Our basic design variables are:
(1) B Core flux density in Tesla
(2) Js OA current density in the
secondary or LV winding in kAmps/ in2
(3)Re Core radius in inches
(4)g HV-LV gap in inches
(5)Rs Mean radius of the secondary or
LV winding in inches
(6)Rp Mean radius of the primary or HV
winding in inches
(7)hs Height of the secondary winding
in inches
(8)ts Thickness (radial build) of the
secondary winding in inches
(9)tp Thickness (radial build) of the
primary winding in inches
(10)Mc Weight of the core steel in
kilo-pounds
(11)Mt Weight of the tank in
kilo-pounds
Note that the last two weights can be
expressed in terms of the othe design variables. However, since some
of the material and labor costs and losses are easily expressed in
terms of them, we find it convenient to include them in the set of
basic design variables.
Their dependence on the other variables
will be expressed in terms of equality constraints. The units chosen
for the above variables are such that their magnitudes are all in the
range of about 1 to 100.
These units are used internally in the
computer optimization program.
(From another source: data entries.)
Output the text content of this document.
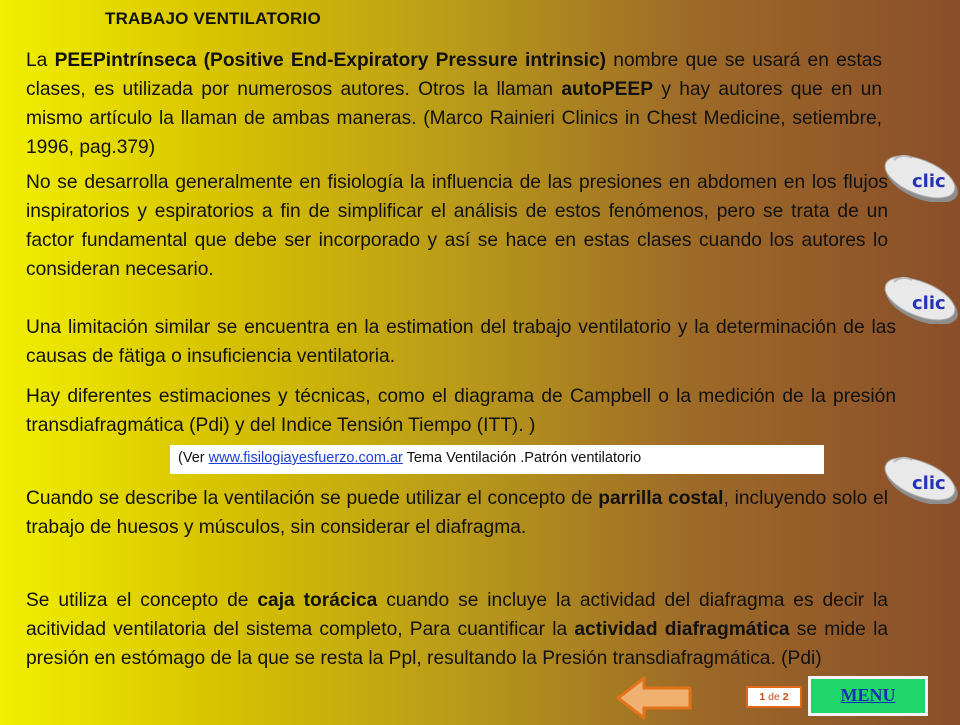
TRABAJO VENTILATORIO

La PEEPintrínseca (Positive End-Expiratory Pressure intrinsic) nombre que se usará en estas clases, es utilizada por numerosos autores. Otros la llaman autoPEEP y hay autores que en un mismo artículo la llaman de ambas maneras. (Marco Rainieri Clinics in Chest Medicine, setiembre, 1996, pag.379)

No se desarrolla generalmente en fisiología la influencia de las presiones en abdomen en los flujos inspiratorios y espiratorios a fin de simplificar el análisis de estos fenómenos, pero se trata de un factor fundamental que debe ser incorporado y así se hace en estas clases cuando los autores lo consideran necesario.

Una limitación similar se encuentra en la estimation del trabajo ventilatorio y la determinación de las causas de fätiga o insuficiencia ventilatoria.

Hay diferentes estimaciones y técnicas, como el diagrama de Campbell o la medición de la presión transdiafragmática (Pdi) y del Indice Tensión Tiempo (ITT). )

(Ver www.fisilogiayesfuerzo.com.ar Tema Ventilación .Patrón ventilatorio

Cuando se describe la ventilación se puede utilizar el concepto de parrilla costal, incluyendo solo el trabajo de huesos y músculos, sin considerar el diafragma.

Se utiliza el concepto de caja torácica cuando se incluye la actividad del diafragma es decir la acitividad ventilatoria del sistema completo, Para cuantificar la actividad diafragmática se mide la presión en estómago de la que se resta la Ppl, resultando la Presión transdiafragmática. (Pdi)

clic
clic
clic
1 de 2	MENU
As far as input and output is
concerned, i.e. what the user deals with, the units are a matter of
familiarity and can differ from the above.
We have not considered the height of
the primary winding a design variable since, in our designs, it is
usually taken to be an inch shorter then the secondary winding.
We express this as hp=αhs, where hp is
the height of the primary winding and α is a fraction ≈0.95. gc
and go are gaps which are fixed and inputted by the user, gc depends
on whether a tertiary or tap winding is present under the LV winding
and go depends on the phase to phase voltages.
H is the window height and T the window
width. X is the maximum stack width ≈2Rc. These are expressible in
terms of the other variables.